On n’a jamais vu une crise comme celle-ci. Personne ne sait quoi faire. Une manière de vivre a été remise en question.
Nombre d’oligarques de premier plan sont doublement exposés à la crise car ils ont hypothéqué leurs titres boursiers, alors au plus haut, pour lever de gigantesques emprunts et ainsi financer des projets ambitieux et risqués.
Cette stratégie a constitué le principal outil d’expansion en Russie et à l’étranger, et ce modèle a abruptement cessé de fonctionner.
La principale Bourse russe, le RTS, a dévissé de 50% depuis le 1er septembre et de plus de 65% depuis son sommet historique en mai. L’ouragan n’a pas épargné l’homme considéré comme le plus riche de Russie, Oleg Deripaska, qui s’est trouvé lui aussi contraint de vendre certains de ses actifs. Il a ainsi cédé la semaine dernière 20% du groupe canadien Magna et ces jours-ci quelque 10% du groupe de BTP allemand Hochtief.

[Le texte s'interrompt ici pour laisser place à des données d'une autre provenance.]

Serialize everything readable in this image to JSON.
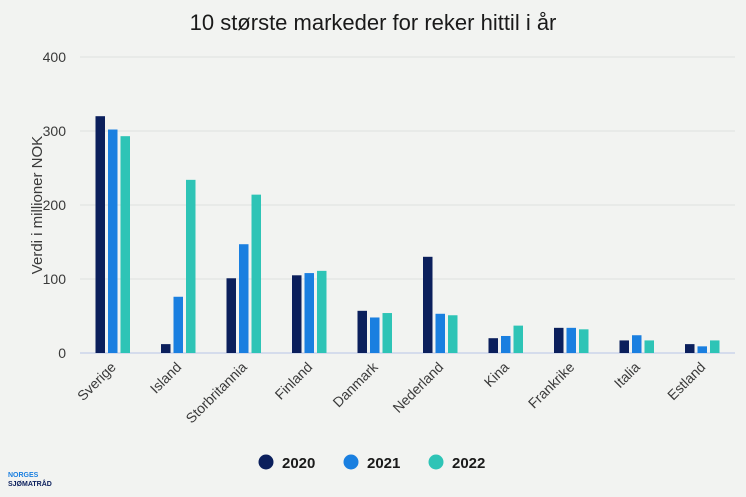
{
  "chart_data": {
    "type": "bar",
    "title": "10 største markeder for reker hittil i år",
    "ylabel": "Verdi i millioner NOK",
    "xlabel": "",
    "ylim": [
      0,
      400
    ],
    "yticks": [
      0,
      100,
      200,
      300,
      400
    ],
    "grid": true,
    "legend_position": "bottom",
    "categories": [
      "Sverige",
      "Island",
      "Storbritannia",
      "Finland",
      "Danmark",
      "Nederland",
      "Kina",
      "Frankrike",
      "Italia",
      "Estland"
    ],
    "series": [
      {
        "name": "2020",
        "color": "#0b1f5c",
        "values": [
          320,
          12,
          101,
          105,
          57,
          130,
          20,
          34,
          17,
          12
        ]
      },
      {
        "name": "2021",
        "color": "#1a7fe0",
        "values": [
          302,
          76,
          147,
          108,
          48,
          53,
          23,
          34,
          24,
          9
        ]
      },
      {
        "name": "2022",
        "color": "#2ec4b6",
        "values": [
          293,
          234,
          214,
          111,
          54,
          51,
          37,
          32,
          17,
          17
        ]
      }
    ]
  },
  "logo": {
    "line1": "NORGES",
    "line2": "SJØMATRÅD"
  }
}
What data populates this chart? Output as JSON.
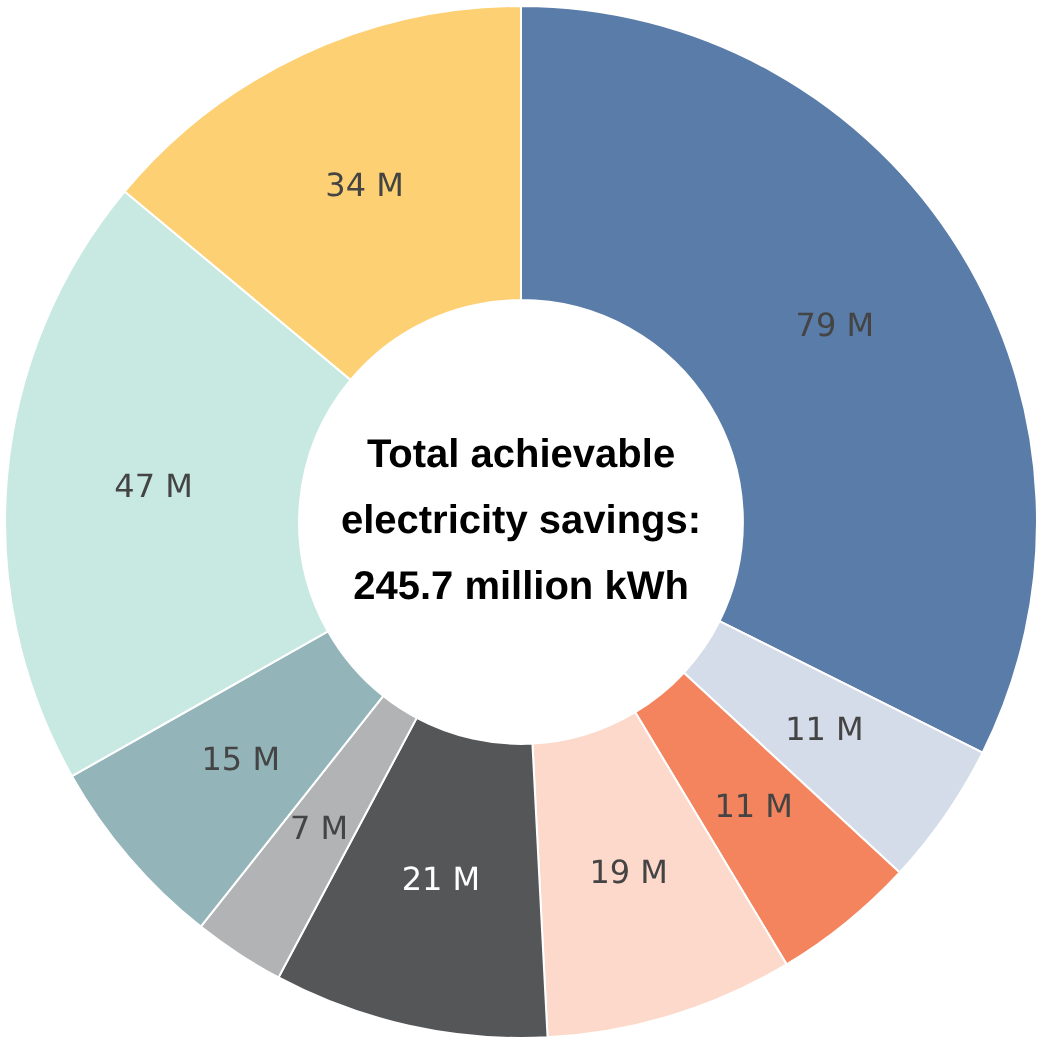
{
  "chart_data": {
    "type": "donut",
    "title": "Total achievable electricity savings: 245.7 million kWh",
    "categories": [
      null,
      null,
      null,
      null,
      null,
      null,
      null,
      null,
      null
    ],
    "values": [
      79,
      11,
      11,
      19,
      21,
      7,
      15,
      47,
      34
    ],
    "value_labels": [
      "79 M",
      "11 M",
      "11 M",
      "19 M",
      "21 M",
      "7 M",
      "15 M",
      "47 M",
      "34 M"
    ],
    "colors": [
      "#5a7ca8",
      "#d3dce8",
      "#f4845e",
      "#fdd9cc",
      "#555658",
      "#b2b3b5",
      "#93b5b9",
      "#c8e9e1",
      "#fdd073"
    ],
    "legend": false
  }
}
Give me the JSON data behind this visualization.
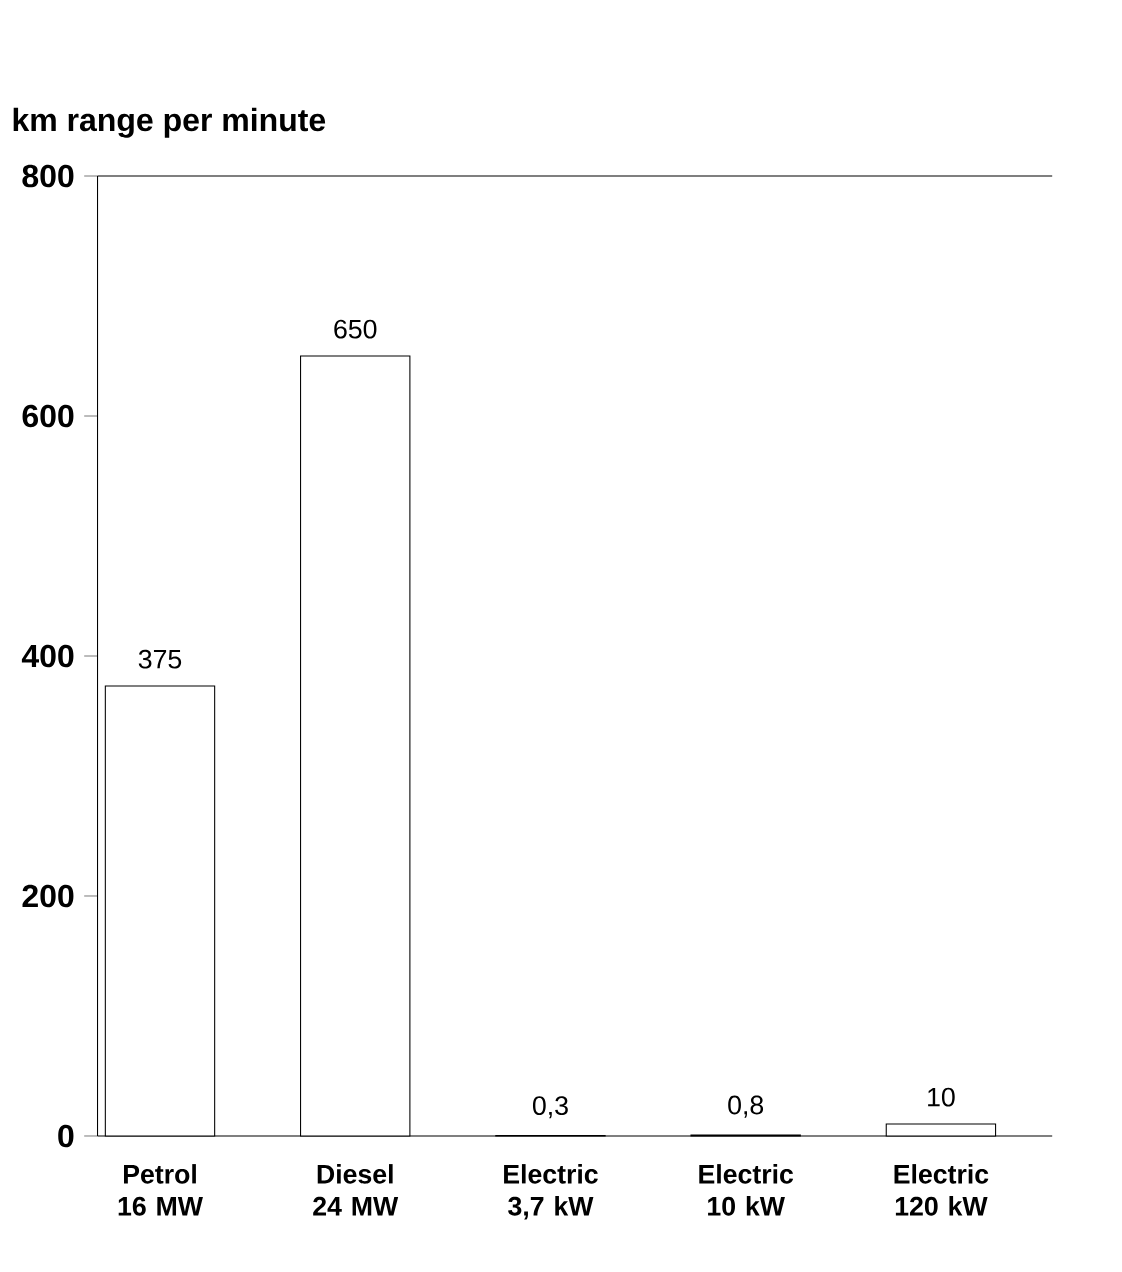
{
  "chart_data": {
    "type": "bar",
    "title": "km range per minute",
    "categories": [
      "Petrol 16 MW",
      "Diesel 24 MW",
      "Electric 3,7 kW",
      "Electric 10 kW",
      "Electric 120 kW"
    ],
    "values": [
      375,
      650,
      0.3,
      0.8,
      10
    ],
    "value_labels": [
      "375",
      "650",
      "0,3",
      "0,8",
      "10"
    ],
    "color": "#ffffff",
    "ylim": [
      0,
      800
    ],
    "yticks": [
      0,
      200,
      400,
      600,
      800
    ],
    "grid": false
  }
}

Le roi des gratte-ciels de Moscou, Sergueï Polonski, a de son côté fait savoir qu’il n’avait plus de quoi financer de nouveaux bâtiments. La liste des milliardaires russes, établie chaque année par le magazine Forbes, risque de se raccourcir nettement l’an prochain, pronostique Chris Weafer, analyste de la banque russe Uralsib. Ils étaient 110 dans le classement 2008.
M. Tchitchvarkine, comme nombre d’hommes d’affaires russes, a profité d’une vague de crédits bon marché pour étendre agressivement son activité ces dernières années.
Il a ainsi bâti un mini-empire sur le marché en plein boom de la téléphonie mobile en Russie. Euroset, créé en 1997, réalise aujourd’hui 3 milliards de dollars de chiffre d’affaires et contrôle quelque 5.000 agences dans le pays.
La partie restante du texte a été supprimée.